INSERT elements into collections (for example, new List(...) / return). This is how you get into a collection. For example, convert a customer record into a one-record table; make a singleton list (containing a single customer object).
TRANSFORM elements and produce a new collection (such as, .Select / map). For example: produce a list of customers’ primary phone numbers from a list of customers, one phone number for each customer.
FILTER elements out of the collection based on a predicate (such as, .Where / filter). For example, produce a list of customers with big orders; there will be fewer of these, in general, than in the original collection.
EXPAND elements from one collection into new subcollections and combine or concatenate the new collections (such as,.SelectMany / concatMap, bind, >>=). For example, get all first-degree friends of the customers; get all orders from all customers; get all line items from all orders.
AGGREGATE elements and produce a result that depends on all the elements (such as,.Aggregate / fold; and .Take and .Skip / take, drop also fall in this category). This is how you get out of the collection (technically, this is a co-monadic operator, EXTRACT). For example, get the average spending over all customers.

These are fundamental. If a collection abstraction supports appropriate primitives in each of these categories, then composability is guaranteed.

How to Ruin a Library

You do not have to write exactly the LINQ SQOs; there is plenty of freedom if you understand the fundamentals. One big way to blow it, however, is to overlook the EXPAND category, which designers often do because it does not fit the map/filter/fold mantra familiar in some quarters. The EXPAND category is essential; in fact, it is the most important one. Without it, the library can not represent the most general kind of collection and thus can not be extended to new settings such as asynchronous data streams or resources in the cloud. With it (and with INSERT), all the other categories can be simulated exactly (for more information, see http://channel9.msdn.com/Shows/Going+De-Smet-MinLINQ-The-Essence-of-LINQ).

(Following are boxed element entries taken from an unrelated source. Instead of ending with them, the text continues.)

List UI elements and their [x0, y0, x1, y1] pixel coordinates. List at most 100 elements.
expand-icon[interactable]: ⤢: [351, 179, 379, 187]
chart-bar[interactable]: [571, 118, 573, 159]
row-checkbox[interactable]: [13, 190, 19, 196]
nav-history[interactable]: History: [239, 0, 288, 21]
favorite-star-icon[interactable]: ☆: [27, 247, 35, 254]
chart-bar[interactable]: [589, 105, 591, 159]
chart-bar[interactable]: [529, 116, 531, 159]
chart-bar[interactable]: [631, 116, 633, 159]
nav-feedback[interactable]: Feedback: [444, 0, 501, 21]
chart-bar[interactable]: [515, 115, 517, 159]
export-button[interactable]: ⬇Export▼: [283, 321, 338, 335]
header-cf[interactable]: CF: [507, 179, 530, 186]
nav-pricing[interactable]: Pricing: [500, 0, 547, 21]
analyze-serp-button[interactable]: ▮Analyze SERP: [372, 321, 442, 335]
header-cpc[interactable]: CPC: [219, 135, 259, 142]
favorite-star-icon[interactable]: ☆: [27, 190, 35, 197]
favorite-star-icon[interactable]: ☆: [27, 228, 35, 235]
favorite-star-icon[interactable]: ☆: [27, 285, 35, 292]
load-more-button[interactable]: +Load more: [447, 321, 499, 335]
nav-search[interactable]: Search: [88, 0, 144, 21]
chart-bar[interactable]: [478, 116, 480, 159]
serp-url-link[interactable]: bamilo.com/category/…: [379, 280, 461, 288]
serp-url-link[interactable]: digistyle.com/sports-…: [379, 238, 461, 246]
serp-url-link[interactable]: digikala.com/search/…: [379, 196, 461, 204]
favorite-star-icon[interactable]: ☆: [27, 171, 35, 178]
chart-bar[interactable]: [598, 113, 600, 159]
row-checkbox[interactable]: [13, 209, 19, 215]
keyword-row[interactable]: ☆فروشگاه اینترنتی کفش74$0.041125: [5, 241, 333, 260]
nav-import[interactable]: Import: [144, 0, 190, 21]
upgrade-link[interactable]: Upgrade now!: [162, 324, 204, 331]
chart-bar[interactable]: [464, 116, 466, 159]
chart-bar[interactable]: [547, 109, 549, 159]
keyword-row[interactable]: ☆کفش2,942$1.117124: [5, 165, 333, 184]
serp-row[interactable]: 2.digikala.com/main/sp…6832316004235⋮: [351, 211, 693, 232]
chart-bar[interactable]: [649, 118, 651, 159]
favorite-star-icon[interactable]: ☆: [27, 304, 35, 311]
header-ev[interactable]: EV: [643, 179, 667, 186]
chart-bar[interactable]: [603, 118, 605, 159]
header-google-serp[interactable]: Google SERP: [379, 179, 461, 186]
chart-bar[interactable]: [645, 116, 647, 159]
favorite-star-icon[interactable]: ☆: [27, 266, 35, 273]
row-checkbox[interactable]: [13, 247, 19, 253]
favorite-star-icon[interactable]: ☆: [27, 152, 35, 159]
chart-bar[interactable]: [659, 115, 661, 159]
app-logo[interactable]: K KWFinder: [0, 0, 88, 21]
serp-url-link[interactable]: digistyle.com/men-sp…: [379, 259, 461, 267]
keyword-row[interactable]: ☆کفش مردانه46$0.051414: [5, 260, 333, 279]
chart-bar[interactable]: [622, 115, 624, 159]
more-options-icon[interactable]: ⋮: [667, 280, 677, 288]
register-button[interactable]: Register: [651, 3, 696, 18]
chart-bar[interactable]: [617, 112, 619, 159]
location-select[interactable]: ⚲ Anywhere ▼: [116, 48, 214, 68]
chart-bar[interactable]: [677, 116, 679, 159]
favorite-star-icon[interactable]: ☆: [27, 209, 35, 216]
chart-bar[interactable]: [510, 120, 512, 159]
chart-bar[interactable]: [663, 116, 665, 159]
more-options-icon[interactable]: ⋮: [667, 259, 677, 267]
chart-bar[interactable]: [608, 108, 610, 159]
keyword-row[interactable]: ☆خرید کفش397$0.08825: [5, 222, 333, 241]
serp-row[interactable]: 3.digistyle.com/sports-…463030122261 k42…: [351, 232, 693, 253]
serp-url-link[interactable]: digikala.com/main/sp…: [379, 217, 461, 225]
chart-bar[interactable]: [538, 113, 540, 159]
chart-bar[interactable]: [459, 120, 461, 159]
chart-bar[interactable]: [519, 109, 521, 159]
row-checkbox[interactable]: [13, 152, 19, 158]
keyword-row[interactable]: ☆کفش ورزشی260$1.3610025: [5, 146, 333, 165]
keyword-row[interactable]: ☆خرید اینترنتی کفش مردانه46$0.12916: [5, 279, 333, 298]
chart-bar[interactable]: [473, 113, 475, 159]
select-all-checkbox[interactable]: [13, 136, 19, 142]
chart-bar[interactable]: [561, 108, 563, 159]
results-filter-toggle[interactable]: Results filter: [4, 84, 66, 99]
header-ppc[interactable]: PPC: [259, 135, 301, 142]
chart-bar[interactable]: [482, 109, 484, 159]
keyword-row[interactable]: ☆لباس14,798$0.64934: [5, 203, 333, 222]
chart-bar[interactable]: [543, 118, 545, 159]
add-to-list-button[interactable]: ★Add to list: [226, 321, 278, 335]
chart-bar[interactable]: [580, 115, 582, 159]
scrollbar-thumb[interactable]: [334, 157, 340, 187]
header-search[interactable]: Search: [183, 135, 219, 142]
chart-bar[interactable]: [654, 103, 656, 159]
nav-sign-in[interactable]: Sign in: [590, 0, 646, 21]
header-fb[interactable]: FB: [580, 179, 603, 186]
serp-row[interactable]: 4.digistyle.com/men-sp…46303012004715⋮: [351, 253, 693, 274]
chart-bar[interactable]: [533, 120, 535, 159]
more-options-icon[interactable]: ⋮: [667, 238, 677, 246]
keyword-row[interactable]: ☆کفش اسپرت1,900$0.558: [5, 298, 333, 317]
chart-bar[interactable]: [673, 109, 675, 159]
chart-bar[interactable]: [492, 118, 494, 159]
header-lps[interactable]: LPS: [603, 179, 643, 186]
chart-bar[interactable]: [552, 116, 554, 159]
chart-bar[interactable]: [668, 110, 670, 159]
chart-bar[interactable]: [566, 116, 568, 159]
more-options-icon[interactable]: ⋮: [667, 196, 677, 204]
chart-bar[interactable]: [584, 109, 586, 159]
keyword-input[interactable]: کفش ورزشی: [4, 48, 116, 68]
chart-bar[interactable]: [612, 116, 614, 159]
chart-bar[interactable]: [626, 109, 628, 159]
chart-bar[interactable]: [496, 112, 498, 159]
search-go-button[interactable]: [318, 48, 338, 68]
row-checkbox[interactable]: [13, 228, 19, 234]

The diagrams in Figure 7 demonstrate the categories of operator. Together, the diagrams show why the EXPAND category is most essential. It is the necessary twin of FILTER, even though it is more general.

Another way to ruin a library is to get the order of arguments wrong. To chain operators, let alone to embed them in URIs and REST, you want the collection argument in first position, always. Traditionally, dialects of Lisp put the function argument first, at least for map, because it makes expressions read, “Map this function over that collection.” Library designers with Lisp backgrounds might just reflexively write map that way. This minor syntactic lapse means that map, a.k.a. Select, disrupts the pattern and cannot be composed in dotted chains except at the beginning.

Conclusion

LINQ’s pattern is bulletproof and pervasive, applying to a surprisingly broad array of software domains such as asynchronous streams, stateful computations, I/O, exceptions, alternatives—anything that fits a loose abstraction of “collection of things.” The pattern is always composable in expression trees, where dependent operators follow each other in nested sequences. It can be encoded equally as well in ordinary programming-language syntax as in pure-postfix notations such as URIs.

Because the cloud fits the loose definition of a “collection of things,” LINQ’s pattern of composable transforms covers distributed resources in the cloud as well as it covers locally addressable resources in programs. Packaging subexpressions and injecting them closer to data-production sites allows you to gain bandwidth, chattiness, and security benefits in RESTful Web services.